James Te Wharehuia Milroy (24 July 1937 – 7 May 2019) was a New Zealand academic and expert in the Māori language. He was of Ngāi Tūhoe descent. Together with Tīmoti Kāretu and Pou Temara, Milroy was a lecturer at Te Panekiretanga o te Reo (the Institute of Excellence in the Māori Language), which the three professors founded in 2004.

== Biography ==
Born on 24 July 1937, Milroy was the son of Kararaina Takurua and Frederick Milroy, and a grandson of the Tūhoe chief Takurua Tamarau. He was raised in Ruatoki and attended Rotorua Boys' High School. During the early 1990s, Milroy became a listed member of the Waitangi Tribunal. He worked and lectured at the University of Waikato in the Māori Department, alongside Tīmoti Kāretu.

In the 2003 Queen's Birthday Honours, Milroy was appointed a Companion of the Queen's Service Order for public services.

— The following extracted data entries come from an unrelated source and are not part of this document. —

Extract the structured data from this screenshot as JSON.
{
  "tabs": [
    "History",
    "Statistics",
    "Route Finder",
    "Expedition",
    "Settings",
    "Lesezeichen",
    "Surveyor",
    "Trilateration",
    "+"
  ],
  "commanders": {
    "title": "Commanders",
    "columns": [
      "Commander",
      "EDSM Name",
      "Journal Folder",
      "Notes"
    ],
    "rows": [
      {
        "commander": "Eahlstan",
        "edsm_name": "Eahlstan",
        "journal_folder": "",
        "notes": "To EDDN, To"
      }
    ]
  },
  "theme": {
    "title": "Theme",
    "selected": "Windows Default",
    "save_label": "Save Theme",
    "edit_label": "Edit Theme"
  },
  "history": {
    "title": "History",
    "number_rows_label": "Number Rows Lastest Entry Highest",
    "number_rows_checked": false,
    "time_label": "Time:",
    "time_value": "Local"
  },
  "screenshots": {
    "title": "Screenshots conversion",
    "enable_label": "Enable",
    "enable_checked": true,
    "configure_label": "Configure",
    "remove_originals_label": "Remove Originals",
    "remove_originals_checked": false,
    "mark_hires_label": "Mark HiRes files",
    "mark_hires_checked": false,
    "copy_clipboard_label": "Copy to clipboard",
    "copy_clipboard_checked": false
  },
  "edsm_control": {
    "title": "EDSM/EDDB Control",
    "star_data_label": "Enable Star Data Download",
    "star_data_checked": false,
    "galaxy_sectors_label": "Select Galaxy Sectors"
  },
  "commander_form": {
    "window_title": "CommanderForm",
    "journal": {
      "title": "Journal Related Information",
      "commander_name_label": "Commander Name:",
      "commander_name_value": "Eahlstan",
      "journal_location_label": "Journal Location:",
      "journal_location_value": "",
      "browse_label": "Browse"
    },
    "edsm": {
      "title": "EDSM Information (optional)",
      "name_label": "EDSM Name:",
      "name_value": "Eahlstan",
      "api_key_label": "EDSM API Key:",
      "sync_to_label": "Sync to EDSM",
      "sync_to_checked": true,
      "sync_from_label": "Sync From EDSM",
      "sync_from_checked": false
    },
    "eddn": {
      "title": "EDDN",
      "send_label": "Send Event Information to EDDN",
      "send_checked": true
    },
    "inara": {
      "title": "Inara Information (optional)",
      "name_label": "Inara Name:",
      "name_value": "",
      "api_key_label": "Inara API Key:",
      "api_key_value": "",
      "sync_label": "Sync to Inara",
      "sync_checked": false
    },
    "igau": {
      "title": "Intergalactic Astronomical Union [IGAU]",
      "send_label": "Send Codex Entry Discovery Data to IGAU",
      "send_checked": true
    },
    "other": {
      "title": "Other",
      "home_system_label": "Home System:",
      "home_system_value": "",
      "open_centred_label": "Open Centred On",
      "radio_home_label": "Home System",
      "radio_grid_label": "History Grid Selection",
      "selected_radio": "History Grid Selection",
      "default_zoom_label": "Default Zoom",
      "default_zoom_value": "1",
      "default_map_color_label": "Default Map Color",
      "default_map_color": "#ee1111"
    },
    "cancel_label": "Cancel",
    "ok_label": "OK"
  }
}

In 2005, he was conferred with an honorary doctorate by the University of Waikato, and in 2009, he was a recipient of the Māori Creative New Zealand Te Waka Toi award. Milroy was appointed a Companion of the New Zealand Order of Merit, for services to Māori language, in the 2012 New Year Honours. He collaborated with Kāretu on the book He Kupu Tuku Iho, the first book published entirely in te reo Māori.

Milroy died on 7 May 2019, at the age of 81.
He was predeceased by his wife, Marion Rongomaianiwaniwa Milroy (née Fabling), in 2010. She was a descendant of the Te Arawa and Ngāti Kahungunu tribes and a female speaker for the Te Panekiretanga Māori Language Institute. Milroy was buried beside his wife at Kauae Cemetery in Ngongotahā.